The mystery didn’t take long to solve. The line of credit belonged to my parents. It was on my report because they printed an extra card with my name on it. I don’t remember the details of how I tried to get this corrected, but I do remember it was challenging enough that I gave up.
Thanks to regulation including the 1970 Fair Credit Reporting Act and 1977 Fair Debt Collection Practices Act, credit reporting agencies are required to keep accurate records and scrub old information. A 2016 settlement with 31 states attorneys general also forced the three bureaus to stop collecting certain types of civil judgment and tax lien information, which boosted consumer scores (and sparked complaints from mortgage lenders). But the system by which these agencies rate humans is still opaque and terrifyingly complex. It’s a sprawling bureaucracy made up of millions of data transactions from every sector. Schools, the government, landlords, insurance companies, employers, collection agencies, anybody with a court order, American Eagle — they all request and share information with Experian, Equifax, and TransUnion. The stakes are high for people who need to buy things, while accountability for the bureaus is low.
The New York Times headline for its story about the enormous Equifax data breach referred to the 143 million victims as “customers,” which is not reality. These people never signed up for Equifax. The best (imperfect) analogy I can think of is Yelp. Most businesses don’t sign up for Yelp, nor can they remove themselves. There are some things they can do, like “claim” their listing and respond to reviews, but mostly they are supposed to sit back and be rated, and the scores they receive can make or break them.
Equifax users are faced with the labyrinthine task of first finding out if they were affected by the breach and then protecting their information. There is no database in which you can search your name, and the customer service representatives answering phone calls are uninformed. “I called Equifax and the customer service agent said 1.43 million people were impacted and I had to correct him that its 143 million,” Businessweek reporter Polly Mosendz said on Twitter.

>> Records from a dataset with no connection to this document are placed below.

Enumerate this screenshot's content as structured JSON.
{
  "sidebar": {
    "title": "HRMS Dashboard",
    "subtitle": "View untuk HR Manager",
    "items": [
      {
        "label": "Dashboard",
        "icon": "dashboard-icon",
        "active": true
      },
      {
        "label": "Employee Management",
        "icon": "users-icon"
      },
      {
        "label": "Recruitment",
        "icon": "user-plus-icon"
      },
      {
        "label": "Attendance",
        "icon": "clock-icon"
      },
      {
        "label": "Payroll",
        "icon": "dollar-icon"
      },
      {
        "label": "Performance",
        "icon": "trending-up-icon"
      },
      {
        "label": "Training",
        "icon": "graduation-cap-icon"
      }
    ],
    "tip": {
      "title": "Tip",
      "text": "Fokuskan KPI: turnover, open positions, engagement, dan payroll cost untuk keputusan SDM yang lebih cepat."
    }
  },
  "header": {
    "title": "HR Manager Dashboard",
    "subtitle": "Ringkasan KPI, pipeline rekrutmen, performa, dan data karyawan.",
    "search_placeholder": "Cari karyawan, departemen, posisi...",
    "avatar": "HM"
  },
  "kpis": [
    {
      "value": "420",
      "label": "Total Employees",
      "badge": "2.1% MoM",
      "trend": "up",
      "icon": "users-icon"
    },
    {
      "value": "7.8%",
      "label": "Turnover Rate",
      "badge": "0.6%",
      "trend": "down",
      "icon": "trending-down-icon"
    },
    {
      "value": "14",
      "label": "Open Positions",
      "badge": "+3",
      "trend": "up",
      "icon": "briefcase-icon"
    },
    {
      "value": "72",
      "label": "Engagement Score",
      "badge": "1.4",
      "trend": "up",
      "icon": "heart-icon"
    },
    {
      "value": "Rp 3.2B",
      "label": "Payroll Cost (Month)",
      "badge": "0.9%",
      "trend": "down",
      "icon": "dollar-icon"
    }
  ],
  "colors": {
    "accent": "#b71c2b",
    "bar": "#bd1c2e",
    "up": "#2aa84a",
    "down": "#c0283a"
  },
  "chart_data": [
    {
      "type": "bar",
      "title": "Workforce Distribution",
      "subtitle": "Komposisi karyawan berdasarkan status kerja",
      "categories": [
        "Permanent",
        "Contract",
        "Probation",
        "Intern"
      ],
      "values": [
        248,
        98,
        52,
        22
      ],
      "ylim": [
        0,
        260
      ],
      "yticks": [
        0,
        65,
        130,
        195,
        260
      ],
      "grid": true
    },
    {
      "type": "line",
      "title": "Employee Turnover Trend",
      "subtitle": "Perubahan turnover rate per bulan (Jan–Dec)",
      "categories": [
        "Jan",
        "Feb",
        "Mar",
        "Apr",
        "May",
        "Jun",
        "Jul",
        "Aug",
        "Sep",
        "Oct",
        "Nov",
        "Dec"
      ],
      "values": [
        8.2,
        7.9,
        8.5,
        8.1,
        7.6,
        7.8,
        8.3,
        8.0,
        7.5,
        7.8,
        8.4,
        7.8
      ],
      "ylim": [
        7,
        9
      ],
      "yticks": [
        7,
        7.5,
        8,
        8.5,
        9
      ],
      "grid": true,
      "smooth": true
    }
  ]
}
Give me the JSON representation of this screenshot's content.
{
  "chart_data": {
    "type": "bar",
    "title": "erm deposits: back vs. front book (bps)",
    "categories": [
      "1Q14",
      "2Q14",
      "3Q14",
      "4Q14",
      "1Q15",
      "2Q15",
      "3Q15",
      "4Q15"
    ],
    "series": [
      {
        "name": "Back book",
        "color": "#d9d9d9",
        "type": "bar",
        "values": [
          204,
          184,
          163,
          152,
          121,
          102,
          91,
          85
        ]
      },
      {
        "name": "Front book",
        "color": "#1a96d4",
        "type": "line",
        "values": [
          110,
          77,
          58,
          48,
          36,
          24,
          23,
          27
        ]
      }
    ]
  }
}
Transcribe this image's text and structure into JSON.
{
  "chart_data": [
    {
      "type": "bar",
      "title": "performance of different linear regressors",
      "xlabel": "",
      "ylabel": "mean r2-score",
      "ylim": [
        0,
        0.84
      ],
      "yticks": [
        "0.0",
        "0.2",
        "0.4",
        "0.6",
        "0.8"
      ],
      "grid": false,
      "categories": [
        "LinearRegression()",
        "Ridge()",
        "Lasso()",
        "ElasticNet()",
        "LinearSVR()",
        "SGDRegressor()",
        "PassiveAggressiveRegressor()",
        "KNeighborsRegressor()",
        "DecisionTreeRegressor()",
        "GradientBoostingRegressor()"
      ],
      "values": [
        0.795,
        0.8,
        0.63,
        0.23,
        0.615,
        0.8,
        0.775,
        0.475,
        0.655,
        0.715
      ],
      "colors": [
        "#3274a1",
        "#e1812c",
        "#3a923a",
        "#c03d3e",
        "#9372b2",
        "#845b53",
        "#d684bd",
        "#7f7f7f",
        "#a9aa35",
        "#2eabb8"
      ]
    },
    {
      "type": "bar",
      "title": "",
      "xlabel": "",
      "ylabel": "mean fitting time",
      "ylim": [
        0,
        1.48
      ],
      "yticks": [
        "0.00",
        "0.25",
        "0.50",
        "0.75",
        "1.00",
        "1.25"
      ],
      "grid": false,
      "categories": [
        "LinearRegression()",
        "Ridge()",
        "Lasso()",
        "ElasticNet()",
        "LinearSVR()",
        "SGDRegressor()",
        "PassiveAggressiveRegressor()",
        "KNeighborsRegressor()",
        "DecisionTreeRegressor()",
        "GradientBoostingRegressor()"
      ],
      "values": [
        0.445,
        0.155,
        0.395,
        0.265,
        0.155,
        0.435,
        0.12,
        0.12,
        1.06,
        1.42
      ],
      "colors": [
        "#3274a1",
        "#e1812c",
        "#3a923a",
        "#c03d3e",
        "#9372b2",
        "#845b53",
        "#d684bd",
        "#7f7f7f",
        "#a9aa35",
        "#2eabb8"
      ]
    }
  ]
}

I was able to get through to Equifax customer service and OMFG it's a huge mess pic.twitter.com/6XRRBM2Yl6— Polly Mosendz (@polly) September 7, 2017
For those who are able to find out if they were affected by the breach, enrolling in the courtesy identity protection service that is being offered to victims at first waives some of your rights to sue unless you opt out. If you do sign up for the proposed class action lawsuit that was filed yesterday, which an attorney said would be seeking up to $70 billion in damages, your compensation would be less than $500.
And if you want to freeze your credit — one of the only ways to protect yourself from identity theft after a hack — Equifax will, insult-to-injury style, charge you a few bucks for it. If you are already the victim of identity theft, the credit bureau will likely waive the fee, but you have to prove it. In this case, Equifax writes, “please submit your request to Equifax in writing and provide Equifax with such police report or appropriate document so you will be eligible for any benefits associated with ID theft victims.”
The only escape is to let your credit be destroyed so the thieves no longer want to be you. This means opting out of the credit economy and paying cash for everything. Good luck.